A cheval dans le Cotopaxi.

31/05/2019 – Nico.

Depuis longtemps, Ingrid voulait renouveler notre expérience à cheval en Patagonie. D’après Hélène, de « Tout l’Equateur », Le parc national du Cotopaxi s’y prête vraiment bien. Aussi, nous avons appelé Patricio, son contact dans le parc, et nous nous sommes installés dans un petit Hostal familial un peu à l’extérieur. Hier après midi, nous avons profité du salon très accueillant pour faire des jeux de société, mais aussi des devoirs au coin du feu. En effet, nous avons repris un peu d’altitude et il fait bien froid dehors.

Ce matin, nous partons donc bien couverts jusqu’à la petite ville de Machachi où vient nous chercher le père de Patricio. Au bout d’une bonne demi-heure de pickup sur des routes approximatives, nous découvrons nos chevaux… et nos tenues de chagras ! Les « Chargas » sont les cow-boys équatoriens, l’équivalent des « Gauchos », en Argentine. N’empêche que nous sommes bien contents d’enfiler de gros pantalons en cuir et des ponchos bien chauds car aujourd’hui le temps est fort nuageux. Alors on est certes un peu moins authentique que Patricio mais on a le look tout de même !

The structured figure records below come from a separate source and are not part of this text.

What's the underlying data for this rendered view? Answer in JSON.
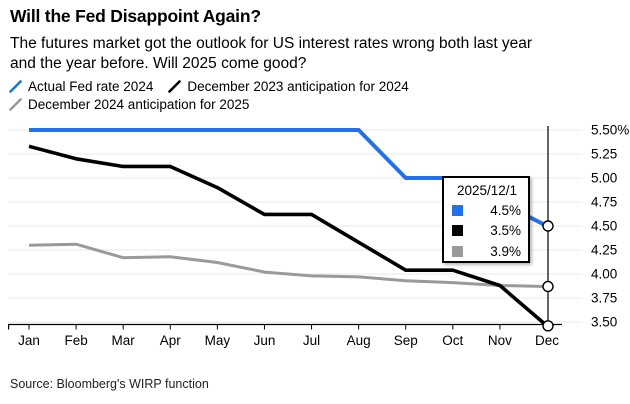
{
  "header": {
    "title": "Will the Fed Disappoint Again?",
    "subtitle_lines": [
      "The futures market got the outlook for US interest rates wrong both last year",
      "and the year before. Will 2025 come good?"
    ]
  },
  "legend": {
    "items": [
      {
        "label": "Actual Fed rate 2024",
        "color": "#2070f0"
      },
      {
        "label": "December 2023 anticipation for 2024",
        "color": "#000000"
      },
      {
        "label": "December 2024 anticipation for 2025",
        "color": "#9a9a9a"
      }
    ]
  },
  "tooltip": {
    "title": "2025/12/1",
    "rows": [
      {
        "series": "Actual Fed rate 2024",
        "color": "#2070f0",
        "value": "4.5%"
      },
      {
        "series": "December 2023 anticipation for 2024",
        "color": "#000000",
        "value": "3.5%"
      },
      {
        "series": "December 2024 anticipation for 2025",
        "color": "#9a9a9a",
        "value": "3.9%"
      }
    ]
  },
  "source": "Source: Bloomberg's WIRP function",
  "chart_data": {
    "type": "line",
    "title": "Will the Fed Disappoint Again?",
    "categories": [
      "Jan",
      "Feb",
      "Mar",
      "Apr",
      "May",
      "Jun",
      "Jul",
      "Aug",
      "Sep",
      "Oct",
      "Nov",
      "Dec"
    ],
    "series": [
      {
        "name": "Actual Fed rate 2024",
        "color": "#2070f0",
        "values": [
          5.5,
          5.5,
          5.5,
          5.5,
          5.5,
          5.5,
          5.5,
          5.5,
          5.0,
          5.0,
          4.75,
          4.5
        ]
      },
      {
        "name": "December 2023 anticipation for 2024",
        "color": "#000000",
        "values": [
          5.33,
          5.2,
          5.12,
          5.12,
          4.9,
          4.62,
          4.62,
          4.33,
          4.04,
          4.04,
          3.88,
          3.46
        ]
      },
      {
        "name": "December 2024 anticipation for 2025",
        "color": "#9a9a9a",
        "values": [
          4.3,
          4.31,
          4.17,
          4.18,
          4.12,
          4.02,
          3.98,
          3.97,
          3.93,
          3.91,
          3.88,
          3.87
        ]
      }
    ],
    "xlabel": "",
    "ylabel": "",
    "ylim": [
      3.5,
      5.5
    ],
    "y_ticks": [
      {
        "value": 5.5,
        "label": "5.50%"
      },
      {
        "value": 5.25,
        "label": "5.25"
      },
      {
        "value": 5.0,
        "label": "5.00"
      },
      {
        "value": 4.75,
        "label": "4.75"
      },
      {
        "value": 4.5,
        "label": "4.50"
      },
      {
        "value": 4.25,
        "label": "4.25"
      },
      {
        "value": 4.0,
        "label": "4.00"
      },
      {
        "value": 3.75,
        "label": "3.75"
      },
      {
        "value": 3.5,
        "label": "3.50"
      }
    ],
    "grid": "horizontal",
    "legend_position": "top",
    "crosshair_category": "Dec",
    "end_markers": true
  }
}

Une fois en selles, nos souvenirs de Patagonie nous rattrapent vite et les galops nous titillent déjà. Seulement cette fois, le chemin monte sacrement dans la montagne.

Rapidement, nous voilà dans le parc du Cotopaxi, ce fameux volcan emblématique de l’Equateur. Nous ne le verrons pas aujourd’hui car le ciel est très bas. Pourtant nous sommes subjugués par les paysages autour de nous. Nous chevauchons parfois à travers les nuages, qui semblent se dissiper à notre passage, et rendent la cavalcade si mystérieuse.

Nous sommes dorénavant en pleine nature. Nos chevaux n’ont cessé de grimper depuis déjà bien longtemps et nous voilà à plus de 4000m d’altitude ! Malgré cela, appelés par l’espace immense devant nous, nous les poussons au trot, puis au galop. Les filles rient aux éclats et paraissent très à l’aise du haut de leurs montures. Ingrid, la plus expérimentée s’amuse comme une folle à faire courir son étalon. Quant à moi, je suis vraiment heureux, et assez épaté de voir mon cheval répondre aussi bien à mes consignes de débutant. Il faudra juste qu’on m’explique comment éviter de m’écraser les noix à chaque sursaut…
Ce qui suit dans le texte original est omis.